4 things:

- added contributions of Jake
- added in line for Rosenberg substitution, so that the transformation is clear (as in all other pages)
- moved abstract up a little bit so the gap wouldn't be as large as before
- CHANGED name of "positive term reduction" to PTR-BG (although it might have appeared before that paperY).

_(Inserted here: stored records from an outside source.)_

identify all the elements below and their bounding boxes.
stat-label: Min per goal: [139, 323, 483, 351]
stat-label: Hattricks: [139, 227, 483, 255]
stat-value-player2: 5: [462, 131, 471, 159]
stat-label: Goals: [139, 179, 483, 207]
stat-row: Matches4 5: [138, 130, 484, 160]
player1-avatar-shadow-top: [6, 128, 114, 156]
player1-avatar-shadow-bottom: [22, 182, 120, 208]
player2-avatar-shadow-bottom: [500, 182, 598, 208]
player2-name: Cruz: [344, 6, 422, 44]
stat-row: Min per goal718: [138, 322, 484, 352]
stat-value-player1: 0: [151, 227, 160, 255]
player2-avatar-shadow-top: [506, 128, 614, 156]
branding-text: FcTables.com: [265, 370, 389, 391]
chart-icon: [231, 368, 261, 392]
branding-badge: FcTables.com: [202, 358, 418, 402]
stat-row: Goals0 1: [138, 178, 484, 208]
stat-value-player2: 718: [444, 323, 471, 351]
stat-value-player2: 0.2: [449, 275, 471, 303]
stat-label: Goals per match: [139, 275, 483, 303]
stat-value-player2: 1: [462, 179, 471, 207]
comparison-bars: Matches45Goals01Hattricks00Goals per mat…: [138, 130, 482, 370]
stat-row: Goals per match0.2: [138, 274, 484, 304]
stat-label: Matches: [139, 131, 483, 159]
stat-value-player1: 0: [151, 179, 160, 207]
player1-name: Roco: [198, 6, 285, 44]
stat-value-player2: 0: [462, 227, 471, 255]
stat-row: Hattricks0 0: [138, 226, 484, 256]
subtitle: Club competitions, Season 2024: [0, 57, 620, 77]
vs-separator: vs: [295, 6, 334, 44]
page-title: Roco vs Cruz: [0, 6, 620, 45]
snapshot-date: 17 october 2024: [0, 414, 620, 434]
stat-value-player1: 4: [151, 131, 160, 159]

Book_about_Quadratization.tex

@@ -185,8 +185,8 @@
 %\noindent\rule{\textwidth}{0.4pt}
 \begin{abstract}
 %\noindent {\bf Abstract.}
-\vspace{10mm} %%%%%%%%%%%%%%%%%%%%%%%% REMOVE WHEN ADDING BACK AUTHORSHIP
-A collaborative, evolving, open Book on $k$-local to 2-local transformations (quadratizations) in classical computing, quantum annealing, and universal adiabatic quantum computing. 
+\vspace{4mm} %%%%%%%%%%%%%%%%%%%%%%%% REMOVE WHEN ADDING BACK AUTHORSHIP
+A collaborative, evolving, open book on $k$-local to 2-local transformations (quadratizations) in classical computing, quantum annealing, and universal adiabatic quantum computing. 
 
 %\vspace{-7mm}  %%%%%%%%%%%%%%%%%%%%%%%% UNCOMMENT WHEN ADDING BACK AUTHORSHIP
 
@@ -1066,7 +1066,7 @@ \subsection{NTR-RBL-(4$\rightarrow$2) (Rochetto, Benjamin, Li, 2016)}
 
 \section{Methods that introduce auxiliary variables to quadratize a SINGLE positive term (Positive Term Reductions, PTR)}
 
-\subsection{Positive Term Reduction}
+\subsection{PTR-BG (Boros and Gruber, 2014)}
 
 \summarysec
 
@@ -2849,7 +2849,11 @@ \subsection{Reduction by Substitution (Rosenberg 1975)}
 \summarysec
 
 Pick a variable pair $(b_{i},b_{j})$ and substitute $b_{i}b_{j}$ with a  new auxiliary variable $b_{a_{ij}}$.
-Enforce equality in the ground states by adding some scalar multiple of the penalty $P=b_{i}b_{j}-2b_{i}b_{a_{ij}}-2b_{j}b_{a_{ij}}+3b_{a_{ij}}$ or similar. Since $P > 0$ if and only if $b_{a_{ij}}\ne b_ib_j$, the minimum of the new $(k-1)$-local function will satisfy $b_{a_ij}=b_{i}b_{j})$, which means that at the minimum, we have precisely the original function. Repeat $(k-2)$ times for each $k$-local term and the resulting function will be 2-local. 
+Enforce equality in the ground states by adding some scalar multiple of the penalty $P=b_{i}b_{j}-2b_{i}b_{a_{ij}}-2b_{j}b_{a_{ij}}+3b_{a_{ij}}$ or similar. Since $P > 0$ if and only if $b_{a_{ij}}\ne b_ib_j$, the minimum of the new $(k-1)$-local function will satisfy $b_{a_ij}=b_{i}b_{j})$, which means that at the minimum, we have precisely the original function. Repeat $(k-2)$ times for each $k$-local term and the resulting function will be 2-local. For an arbitrary cubic term we have:
+
+\begin{equation}
+b_ib_jb\cdot b_k \rightarrow b_ab_k + b_ib_j - 2b_ib_a - 2b_jb_a + 3b_a.
+\end{equation}
 
 \costsec
 \begin{itemize}
@@ -5152,7 +5156,10 @@ \subsection*{Elisabeth Rodriguez-Heck}
 \item Elisabeth also pointed us to what became the following section: (1) ABCG Reduction.
 \end{itemize}
 
-% Jake Biamonte (check contributions)
+\subsection*{Jacob Biamonte} 
+\begin{itemize}
+\item Jacob made valuable edits during a proof-reading of the book.
+\end{itemize}